2003 - 2012 Curator of orthopteroid insects, Entomology Department, Natural History
2001 - 2002 Research Entomologist, Entomology Department, Natural History Museum,
1996 - 2000 Research Assistant, Entomology Department, Natural History Museum,
1991 - 1995 PhD - Studies on the ecology and evolution of Neotropical ithomiine
butterflies (Nymphalidae: Ithomiinae) - Imperial College of Science,
Technology & Medicine, University of London.

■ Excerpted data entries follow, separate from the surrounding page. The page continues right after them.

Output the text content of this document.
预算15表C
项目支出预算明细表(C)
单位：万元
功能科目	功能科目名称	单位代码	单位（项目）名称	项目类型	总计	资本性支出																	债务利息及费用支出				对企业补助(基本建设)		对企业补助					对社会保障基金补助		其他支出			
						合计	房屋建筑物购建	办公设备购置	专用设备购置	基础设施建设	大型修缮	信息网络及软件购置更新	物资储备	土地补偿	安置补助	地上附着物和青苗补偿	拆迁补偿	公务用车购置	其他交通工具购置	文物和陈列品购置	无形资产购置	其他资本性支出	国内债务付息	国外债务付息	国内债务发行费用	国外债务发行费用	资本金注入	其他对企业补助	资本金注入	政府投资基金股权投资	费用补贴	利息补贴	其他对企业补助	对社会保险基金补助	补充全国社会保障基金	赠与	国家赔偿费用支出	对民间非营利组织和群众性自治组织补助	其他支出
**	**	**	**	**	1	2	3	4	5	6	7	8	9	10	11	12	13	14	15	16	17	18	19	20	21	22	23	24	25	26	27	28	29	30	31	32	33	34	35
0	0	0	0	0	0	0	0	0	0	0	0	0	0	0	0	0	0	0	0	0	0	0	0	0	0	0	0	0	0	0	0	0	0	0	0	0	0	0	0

1988 - 1991 BSc Hons (1st Class) (Zoology) - Imperial College of Science, Technology
and Medicine, University of London.
The curation, conservation and documentation of the NHM's collection of orthopteroid insects:
I am very interested in the taxonomy and systematics of cockroaches (Blattodea), especially the tribe Gromphadorhini, the Madagascan hissing cockroaches. I am the creator and editor of the Blattodea Species File Online (BSF), a comprehensive online synonymic catalogue of world cockroaches, which contains approximately 6,420 scientific names (all ranks, valid and not valid). In 1986 I helped to establish the Blattodea Culture Group, a non-profit-making society whose aim is to encourage the study of world cockroaches. I am the deputy editor of the Group's journal, Cockroach Studies, which publishes articles about the taxonomy, ecology and biology of cockroaches (a pdf copy of the first issue is available to download PDF 5.7 Mb) and I also help to manage the Groups' website and the Forum.

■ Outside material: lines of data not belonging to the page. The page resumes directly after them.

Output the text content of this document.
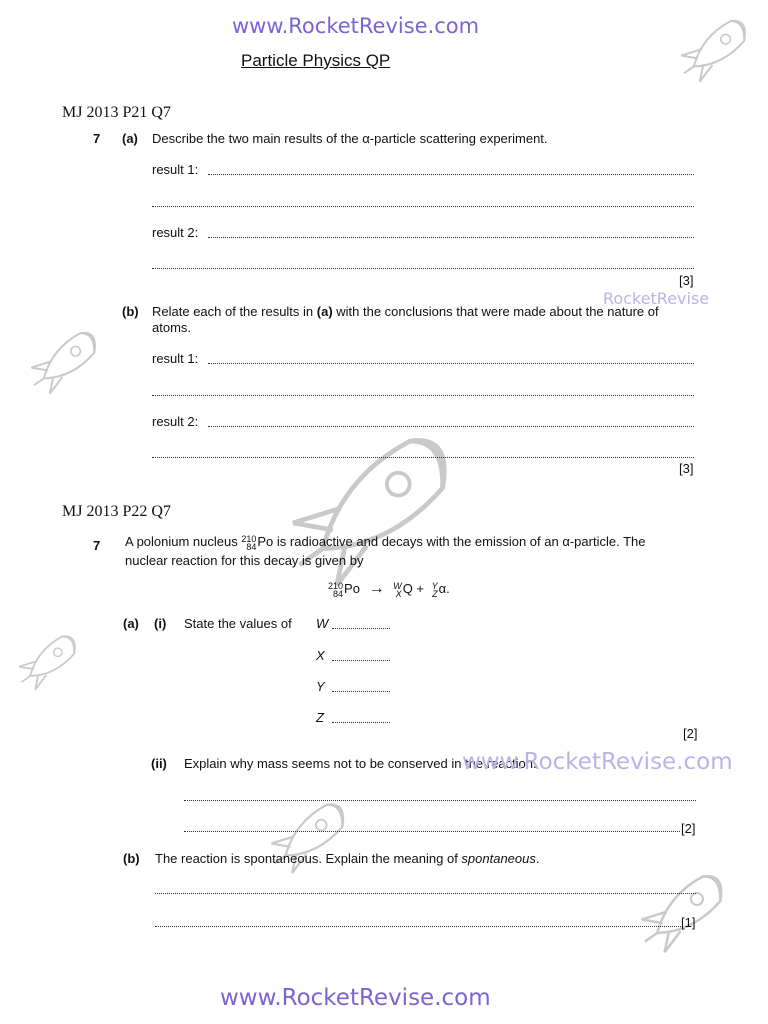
www.RocketRevise.com
Particle Physics QP
MJ 2013 P21 Q7
7 (a) Describe the two main results of the α-particle scattering experiment.
result 1:
result 2:
[3]
RocketRevise
(b) Relate each of the results in (a) with the conclusions that were made about the nature of
atoms.
result 1:
result 2:
[3]
MJ 2013 P22 Q7
7 A polonium nucleus 210
84Po is radioactive and decays with the emission of an α-particle. The
nuclear reaction for this decay is given by
210
84Po → W
XQ + Y
Zα.
(a) (i) State the values of W
X
Y
Z
[2]
(ii) Explain why mass seems not to be conserved in the reaction.
www.RocketRevise.com
[2]
(b) The reaction is spontaneous. Explain the meaning of spontaneous.
[1]
www.RocketRevise.com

Another of my interests is the life and work of the neglected co-discoverer of evolution by natural selection, Alfred Russel Wallace. In 1999 I set up the A.R. Wallace Memorial Fund which has restored his grave in Broadstone (Dorset) and erected memorials to commemorate him at his birthplace and elsewhere. I am currently doing historical research on his insect specimens, especially on his specimen labels.
In 2002 I played a key role in helping the NHM Library acquire a very important collection of Wallace’s manuscripts, books and insect specimens from his surviving family, and in 2006 I initiated the NHM library's project to acquire the largest collection of Darwin-related publications ever assembled (3,500 items). At £985,000, the Kohler Darwin Collection is the biggest purchase of any collection in the Museum's 125-year history.
In the past I done work on the evolution of mimicry, macroecological patterns in butterfly-hostplant relationships, and novel methods to quantify the diet breadths of phytophagous insects. I also designed, and am still responsible, for the LepIndex database: a uniquely comprehensive on-line synonymic catalogue of the living and fossil butterflies and moths of the world (see LepIndex). LepIndex is by far the largest contributor of names to the Integrated Taxonomic Information System-Species 2000 Catalogue of Life (253,680 of 1,009,000 in the Catalogue of Life, i.e. about 25%, are taken from Lepindex). My Blattodea Species File database supplies the cockroach names listed in the Catalogue.